At last she turned to him again and said, ‘If he ever touches you in a way you don’t like,

you come and tell me. Right away. You hear?’

‘Sure, Mom.’ There was something in her look that made him remember once when he’d asked her how a woman knew she was going to have a baby. She bleeds every month, his mom had said. If there’s no blood, she knows it’s because the blood is going into a baby.

Bobby had wanted to ask where this blood came out when there was no baby being made (he remembered a nosebleed his mom had had once, but no other instances of maternal bleeding).

The look on her face, however, had made him drop the subject. She wore the same look now.

Actually there had been other touches: Ted might run one of his big hands across Bobby’s crewcut, kind of patting the bristles; he would sometimes gently catch Bobby’s nose between his knuckles and intone Sound it out! If Bobby mispronounced a word; if they spoke at the same moment he would hook one of his little fingers around one of Bobby’s little fingers and say Good luck, good will, good fortune, not ill. Soon Bobby was saying it with him, their little fingers locked, their voices as matter-of-fact as people saying pass the peas or how you doing.

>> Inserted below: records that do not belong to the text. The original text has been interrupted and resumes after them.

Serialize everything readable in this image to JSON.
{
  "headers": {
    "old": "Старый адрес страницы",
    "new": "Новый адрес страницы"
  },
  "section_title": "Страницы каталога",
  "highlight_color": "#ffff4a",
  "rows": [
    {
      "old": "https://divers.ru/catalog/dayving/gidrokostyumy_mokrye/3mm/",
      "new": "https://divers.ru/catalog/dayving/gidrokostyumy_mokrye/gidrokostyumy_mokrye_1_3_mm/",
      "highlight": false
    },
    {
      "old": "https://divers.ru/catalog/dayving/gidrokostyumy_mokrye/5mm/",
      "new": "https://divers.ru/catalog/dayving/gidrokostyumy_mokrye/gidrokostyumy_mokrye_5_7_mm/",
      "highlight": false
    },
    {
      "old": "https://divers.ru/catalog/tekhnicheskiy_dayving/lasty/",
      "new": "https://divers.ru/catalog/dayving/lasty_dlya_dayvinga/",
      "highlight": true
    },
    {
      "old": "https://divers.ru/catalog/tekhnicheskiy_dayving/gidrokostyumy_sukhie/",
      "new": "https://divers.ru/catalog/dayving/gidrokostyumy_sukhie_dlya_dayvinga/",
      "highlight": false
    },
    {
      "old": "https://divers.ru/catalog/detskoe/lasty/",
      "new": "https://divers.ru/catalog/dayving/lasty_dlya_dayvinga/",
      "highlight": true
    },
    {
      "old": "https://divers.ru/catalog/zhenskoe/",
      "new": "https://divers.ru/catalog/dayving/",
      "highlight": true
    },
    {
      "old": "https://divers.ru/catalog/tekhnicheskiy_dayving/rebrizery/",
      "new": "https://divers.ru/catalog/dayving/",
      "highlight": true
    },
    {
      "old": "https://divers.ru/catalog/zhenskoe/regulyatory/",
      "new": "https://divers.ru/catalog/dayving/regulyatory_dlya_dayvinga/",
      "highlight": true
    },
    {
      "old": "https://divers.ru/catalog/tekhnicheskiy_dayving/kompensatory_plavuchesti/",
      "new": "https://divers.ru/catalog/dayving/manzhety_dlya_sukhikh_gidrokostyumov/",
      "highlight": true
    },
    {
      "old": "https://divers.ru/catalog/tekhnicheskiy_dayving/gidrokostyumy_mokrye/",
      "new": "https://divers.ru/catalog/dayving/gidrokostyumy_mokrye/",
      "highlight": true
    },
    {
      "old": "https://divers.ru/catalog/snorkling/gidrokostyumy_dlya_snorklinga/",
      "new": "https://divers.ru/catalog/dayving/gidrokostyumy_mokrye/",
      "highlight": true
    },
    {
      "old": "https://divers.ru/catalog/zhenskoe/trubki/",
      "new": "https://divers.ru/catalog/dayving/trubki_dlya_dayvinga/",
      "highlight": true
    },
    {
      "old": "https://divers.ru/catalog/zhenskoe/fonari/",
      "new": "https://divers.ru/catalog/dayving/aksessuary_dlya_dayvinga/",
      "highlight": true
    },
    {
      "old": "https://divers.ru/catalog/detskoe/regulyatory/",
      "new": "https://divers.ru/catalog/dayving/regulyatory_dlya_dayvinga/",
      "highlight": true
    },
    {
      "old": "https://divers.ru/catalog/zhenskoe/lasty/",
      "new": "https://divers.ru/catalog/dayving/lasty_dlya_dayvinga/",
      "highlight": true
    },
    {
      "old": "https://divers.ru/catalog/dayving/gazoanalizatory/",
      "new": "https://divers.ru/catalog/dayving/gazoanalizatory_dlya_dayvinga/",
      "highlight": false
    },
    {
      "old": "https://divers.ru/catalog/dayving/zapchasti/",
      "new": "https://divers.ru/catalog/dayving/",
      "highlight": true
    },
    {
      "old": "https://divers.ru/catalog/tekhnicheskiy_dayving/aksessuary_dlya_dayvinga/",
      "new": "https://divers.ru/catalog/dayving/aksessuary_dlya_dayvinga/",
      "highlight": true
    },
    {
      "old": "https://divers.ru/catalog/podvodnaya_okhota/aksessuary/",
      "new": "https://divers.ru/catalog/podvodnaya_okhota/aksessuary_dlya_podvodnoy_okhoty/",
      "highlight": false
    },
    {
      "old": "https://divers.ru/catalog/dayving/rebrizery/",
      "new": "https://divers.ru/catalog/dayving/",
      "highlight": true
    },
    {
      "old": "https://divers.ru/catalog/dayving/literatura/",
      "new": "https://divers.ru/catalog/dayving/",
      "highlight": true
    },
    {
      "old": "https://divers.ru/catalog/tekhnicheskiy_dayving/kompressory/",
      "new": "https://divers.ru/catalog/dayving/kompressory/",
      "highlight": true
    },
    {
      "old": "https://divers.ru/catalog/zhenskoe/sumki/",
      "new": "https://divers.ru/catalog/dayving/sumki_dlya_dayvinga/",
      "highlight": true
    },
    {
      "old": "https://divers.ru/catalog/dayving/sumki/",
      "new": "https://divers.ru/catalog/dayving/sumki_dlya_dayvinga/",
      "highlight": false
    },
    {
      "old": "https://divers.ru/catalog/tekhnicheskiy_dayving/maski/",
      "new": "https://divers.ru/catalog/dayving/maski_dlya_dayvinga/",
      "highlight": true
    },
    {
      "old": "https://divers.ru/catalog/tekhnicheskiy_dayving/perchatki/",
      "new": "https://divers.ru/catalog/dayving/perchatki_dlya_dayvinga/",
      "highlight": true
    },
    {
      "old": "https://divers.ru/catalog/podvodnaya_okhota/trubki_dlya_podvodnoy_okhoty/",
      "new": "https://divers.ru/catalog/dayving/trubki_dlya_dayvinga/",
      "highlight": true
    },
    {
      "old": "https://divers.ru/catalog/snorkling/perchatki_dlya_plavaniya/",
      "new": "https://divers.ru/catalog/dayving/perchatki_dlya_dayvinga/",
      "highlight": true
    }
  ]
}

Only once did Bobby feel uncomfortable when Ted touched him. Bobby had just finished the last newspaper piece Ted wanted to hear — some columnist blabbing on about how there was nothing wrong with Cuba that good old American free enterprise couldn’t fix. Dusk was beginning to streak the sky. Back on Colony Street, Mrs O’Hara’s dog Bowser barked on and on, roop-roop-roop, the sound lost and somehow dreamy, seeming more like something remembered than something happening at that moment.

‘Well,’ Bobby said, folding the paper and getting up, ‘I think I’ll take a walk around the block and see what I see.’ He didn’t want to come right out and say it, but he wanted Ted to know he was still looking for the low men in the yellow coats.